23 October 2008

Ultimate Indifference

Camera Lucida’s reader is clearly aware of Barthes’ fascination with the “madness” of the photo. He is intrigued by the “photographic ecstasy” (Barthes 119) derived from the absolute and original realism that the photograph embodies – its powerful existence as pure, undeniable evidence. In viewing the photograph, the spectator is actually confronting the “terrified conscious” (Barthes 119) of Time’s domineering power of his/her own mortality. Therefore, it is understandable that society attempts to tame the photograph – we are inherently in denial (or at least terrified by the concept) of our own mortality. Barthes claims that cinema acts as a medium for this taming process. As a society, we find comfort in the fictionality of the “hermetically sealed world” (Mulvey 201) that mainstream cinema provides – it gives us the illusion of a safe reality unbounded by Time. By taming the power of the photograph, we enable “pleasure [to pass] through the image” (Barthes 118). Just as Mulvey’s two forms of pleasure (voyeurism and narcissism) are ultimately means of distracting men from their castration anxiety, the overall purpose of entertainment is a means of distracting society from Time anxiety – cinema is a distraction from the terror of reality that photographs induce.
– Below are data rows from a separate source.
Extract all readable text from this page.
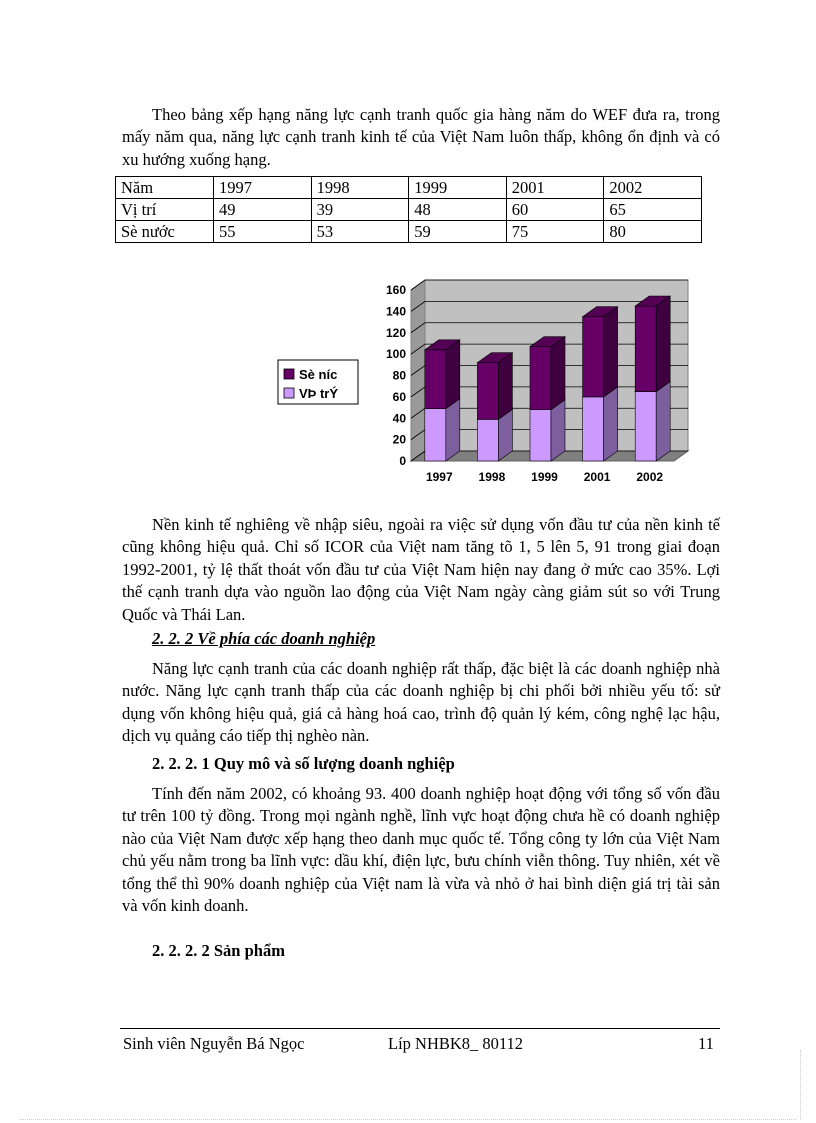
Theo bảng xếp hạng năng lực cạnh tranh quốc gia hàng năm do WEF đưa ra, trong mấy năm qua, năng lực cạnh tranh kinh tế của Việt Nam luôn thấp, không ổn định và có xu hướng xuống hạng.

Năm	1997	1998	1999	2001	2002
Vị trí	49	39	48	60	65
Sè nước	55	53	59	75	80
0
20
40
60
80
100
120
140
160
1997 1998 1999 2001 2002
Sè níc
VÞ trÝ

Nền kinh tế nghiêng về nhập siêu, ngoài ra việc sử dụng vốn đầu tư của nền kinh tế cũng không hiệu quả. Chỉ số ICOR của Việt nam tăng tõ 1, 5 lên 5, 91 trong giai đoạn 1992-2001, tỷ lệ thất thoát vốn đầu tư của Việt Nam hiện nay đang ở mức cao 35%. Lợi thế cạnh tranh dựa vào nguồn lao động của Việt Nam ngày càng giảm sút so với Trung Quốc và Thái Lan.

2. 2. 2 Về phía các doanh nghiệp

Năng lực cạnh tranh của các doanh nghiệp rất thấp, đặc biệt là các doanh nghiệp nhà nước. Năng lực cạnh tranh thấp của các doanh nghiệp bị chi phối bởi nhiều yếu tố: sử dụng vốn không hiệu quả, giá cả hàng hoá cao, trình độ quản lý kém, công nghệ lạc hậu, dịch vụ quảng cáo tiếp thị nghèo nàn.

2. 2. 2. 1 Quy mô và số lượng doanh nghiệp

Tính đến năm 2002, có khoảng 93. 400 doanh nghiệp hoạt động với tổng số vốn đầu tư trên 100 tỷ đồng. Trong mọi ngành nghề, lĩnh vực hoạt động chưa hề có doanh nghiệp nào của Việt Nam được xếp hạng theo danh mục quốc tế. Tổng công ty lớn của Việt Nam chủ yếu nằm trong ba lĩnh vực: dầu khí, điện lực, bưu chính viễn thông. Tuy nhiên, xét về tổng thể thì 90% doanh nghiệp của Việt nam là vừa và nhỏ ở hai bình diện giá trị tài sản và vốn kinh doanh.

2. 2. 2. 2 Sản phẩm

Sinh viên Nguyễn Bá Ngọc	Líp NHBK8_ 80112	11
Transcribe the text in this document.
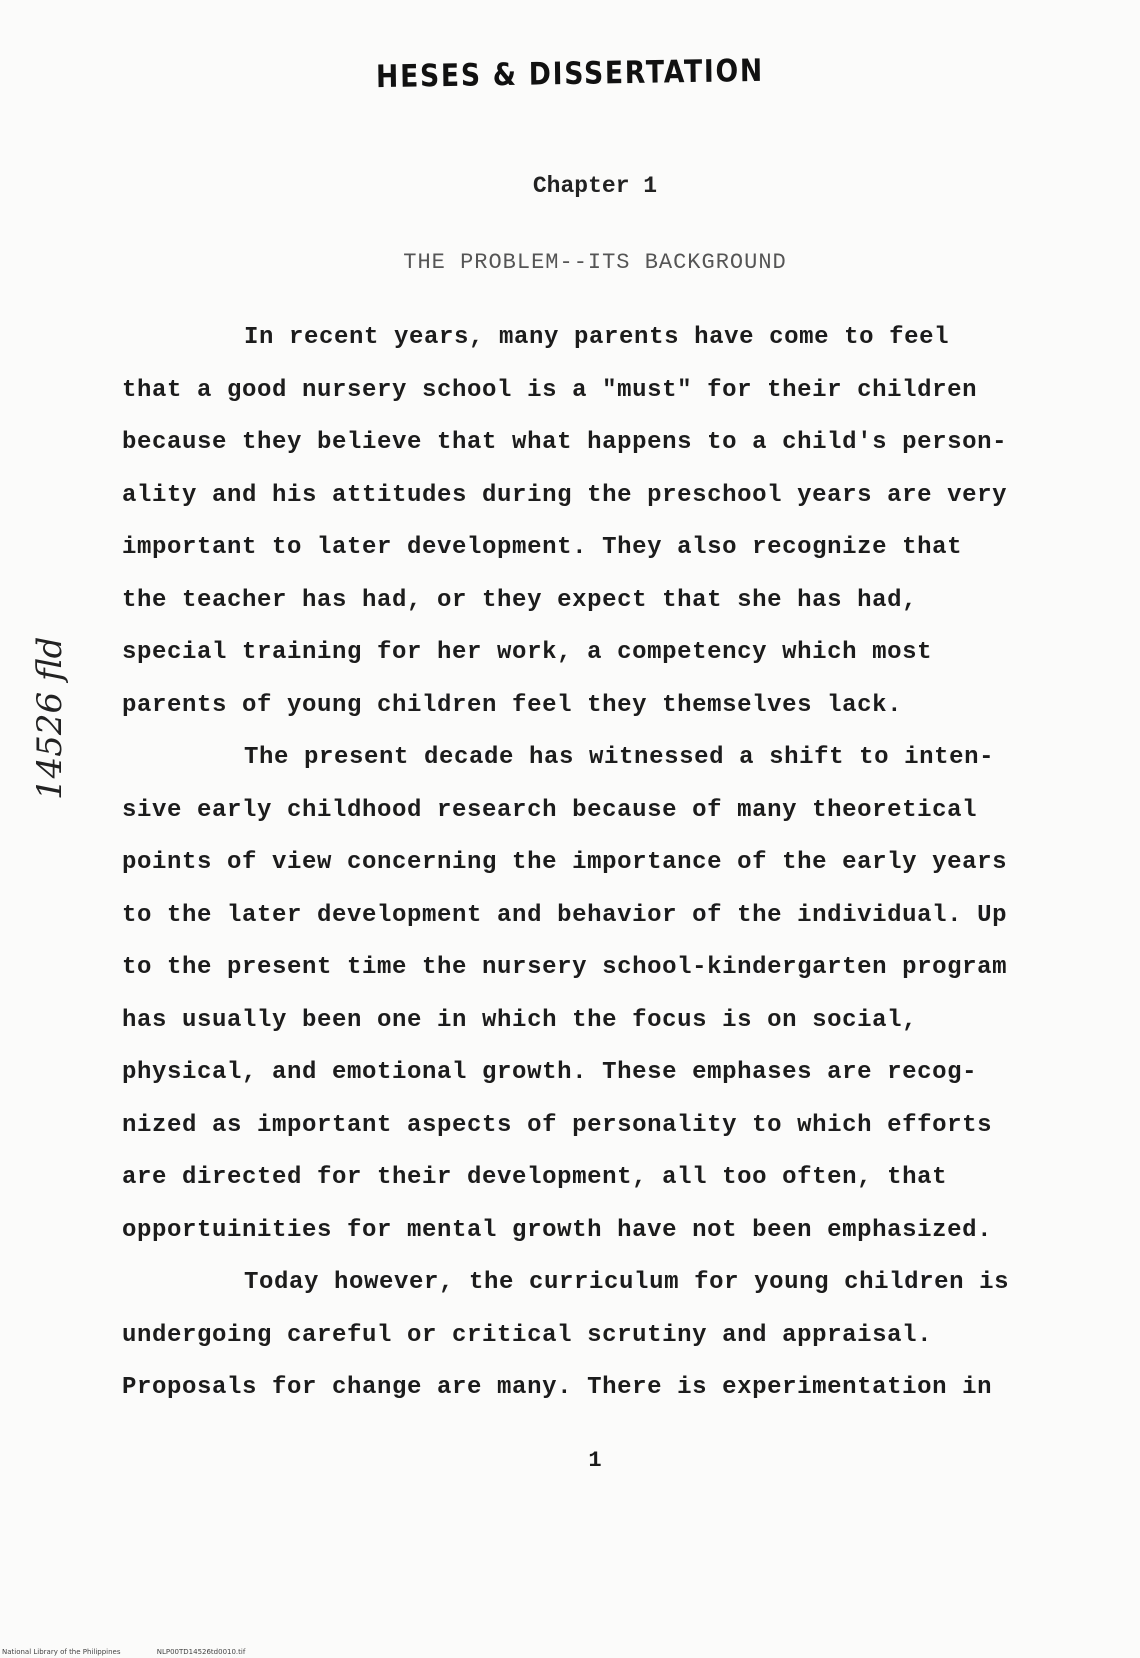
HESES & DISSERTATION
Chapter 1
THE PROBLEM--ITS BACKGROUND
14526 fld
In recent years, many parents have come to feel
that a good nursery school is a "must" for their children
because they believe that what happens to a child's person-
ality and his attitudes during the preschool years are very
important to later development. They also recognize that
the teacher has had, or they expect that she has had,
special training for her work, a competency which most
parents of young children feel they themselves lack.
The present decade has witnessed a shift to inten-
sive early childhood research because of many theoretical
points of view concerning the importance of the early years
to the later development and behavior of the individual. Up
to the present time the nursery school-kindergarten program
has usually been one in which the focus is on social,
physical, and emotional growth. These emphases are recog-
nized as important aspects of personality to which efforts
are directed for their development, all too often, that
opportuinities for mental growth have not been emphasized.
Today however, the curriculum for young children is
undergoing careful or critical scrutiny and appraisal.
Proposals for change are many. There is experimentation in
1
National Library of the Philippines	NLP00TD14526td0010.tif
However, Barthes also states that it is this ideological “universalized image” that lacks originally, and consequently, the intriguing, essential punctum. Therefore he requests that we “abolish the images” (Barthes 119) that are distracting us from reality, thereby promoting the notion of confrontation. But what good would come out of this confrontation? I project Barthes’ notion to inevitably be a never-ending circle constantly returning to societal indifference: so we confront the reality of Death through photographs and then accept our fate and our powerlessness under Time’s authority. Soon, this acceptance would become a casual, detracting from the wounding bite of the punctum (which Barthes deems is the source of power from the photo). Without this punctum and through our casual acceptance of fate through confrontation with reality, we would then become, once again, indifferent. Barthes claims that the choice between settling with comforting “perfect illusions” and confronting “the wakening of intractable reality” (Barthes 119) is his ultimate decision. My response is this: it doesn’t matter – either route will eventually lead to societal indifference.